The image-based ones irritate me because they shut out folks with text browsers (like me) or the blind. But I used to have one in place that just had a very simple question...I'll look into this again.
>  Here is what I wanted to say about your Outlook post:
>  I can think of some counterexamples to your first axiom:
>  filesystems, RDBMSs and IP packet headers all carry sufficiently
>  important data and yet are binary only. In any one these cases
>  mirroring the binary-ony data in a plain text format would not be
>  acceptable for performance reasons
That's a very good point. I'd argue that IP packets are inherently transitory (weird things like storing files in SMTP transactions aside...see http://lcamtuf.coredump.cx/juggling_with_packets.txt), and not what I meant. However, I hadn't actually got so far as to think of that...it's only this example from you that prompts this thought. So thanks...and perhaps a good revision of the first axiom would be "Any *long-term storage* of sufficiently important information must be indistinguishable from plain text." That takes care of IP packets, but the others I don't have a good answer for. I'd thought of things like filesystems and databases, and as I couldn't get a clear idea of how to treat these things I skipped around it. And anyhow, I think you address it well with this point:
>  Moreover, we do not mind the
>  binary-only formats since we have reliable tools for examining and
>  manipulating the data and for converting into other formats.
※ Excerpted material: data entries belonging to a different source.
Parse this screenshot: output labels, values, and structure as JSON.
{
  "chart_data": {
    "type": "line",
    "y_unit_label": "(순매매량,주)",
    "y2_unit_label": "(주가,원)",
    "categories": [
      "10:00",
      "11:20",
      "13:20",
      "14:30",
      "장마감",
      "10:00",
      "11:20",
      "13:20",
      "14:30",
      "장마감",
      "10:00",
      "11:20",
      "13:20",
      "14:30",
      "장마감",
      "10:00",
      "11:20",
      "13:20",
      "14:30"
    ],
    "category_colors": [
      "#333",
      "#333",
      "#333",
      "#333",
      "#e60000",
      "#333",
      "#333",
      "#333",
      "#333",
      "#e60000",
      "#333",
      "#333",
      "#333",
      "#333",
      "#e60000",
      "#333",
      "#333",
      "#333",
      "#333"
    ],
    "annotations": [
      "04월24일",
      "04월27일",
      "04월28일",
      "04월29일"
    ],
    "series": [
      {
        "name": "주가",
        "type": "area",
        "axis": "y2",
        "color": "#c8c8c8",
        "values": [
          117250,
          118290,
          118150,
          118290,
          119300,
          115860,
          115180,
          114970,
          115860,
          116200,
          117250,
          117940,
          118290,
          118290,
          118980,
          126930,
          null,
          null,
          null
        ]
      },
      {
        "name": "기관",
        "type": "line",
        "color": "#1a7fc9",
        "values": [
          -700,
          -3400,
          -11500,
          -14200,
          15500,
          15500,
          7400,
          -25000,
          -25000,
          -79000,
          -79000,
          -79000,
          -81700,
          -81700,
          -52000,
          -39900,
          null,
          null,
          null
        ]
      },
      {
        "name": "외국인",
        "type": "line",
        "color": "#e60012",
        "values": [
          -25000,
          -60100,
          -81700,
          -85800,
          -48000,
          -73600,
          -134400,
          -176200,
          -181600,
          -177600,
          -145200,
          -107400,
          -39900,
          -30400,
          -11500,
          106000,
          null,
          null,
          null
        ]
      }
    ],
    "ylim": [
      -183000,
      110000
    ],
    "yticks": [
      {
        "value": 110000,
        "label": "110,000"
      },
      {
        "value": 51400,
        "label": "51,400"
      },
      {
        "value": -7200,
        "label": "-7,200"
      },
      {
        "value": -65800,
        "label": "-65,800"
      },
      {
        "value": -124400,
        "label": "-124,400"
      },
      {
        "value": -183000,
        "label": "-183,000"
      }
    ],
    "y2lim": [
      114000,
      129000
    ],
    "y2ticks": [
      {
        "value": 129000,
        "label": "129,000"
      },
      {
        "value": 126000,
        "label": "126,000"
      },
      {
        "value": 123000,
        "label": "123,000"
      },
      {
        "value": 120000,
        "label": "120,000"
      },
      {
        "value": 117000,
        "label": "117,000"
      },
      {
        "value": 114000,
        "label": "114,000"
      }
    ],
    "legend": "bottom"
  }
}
Very true. One point that I had thought when originally ranting about Outlook, but had failed to develop in the blog: by "indistinguishable from plain text", I'm not only trying to be cute and sound like Arthur C. Clarke. I mean that there are a couple things that distinguish plain text: 1. It's prima facie identifiable and understandable 2. There are excellent tools to, as you say, examine, manipulate and convert it The first I wrote about, but the second I did not. I'd originally thought of extending the definition of "plain text" to perhaps include well-documented formats that come with good tools, but this got lost in the shufffle.
>  So my counter-axioms would be: (1) a new data format should be
>  created only when all old data formats have been demonstrated to be
>  unusable (2) the creator of a new data format must provide tools
>  that allow the data to be manipulated with the greatest generality
>  possible. 
Interesting. #2 I agree with, and had originally intended to write about as a corrollary or consequence of the axioms I was proposing. #1...#1 I'm not so sure about, as it appears to place what seem to be arbitrary or unnecessary limits on programmers. Again, it might be better to say that a new data format *for long-term storage* should only be etc.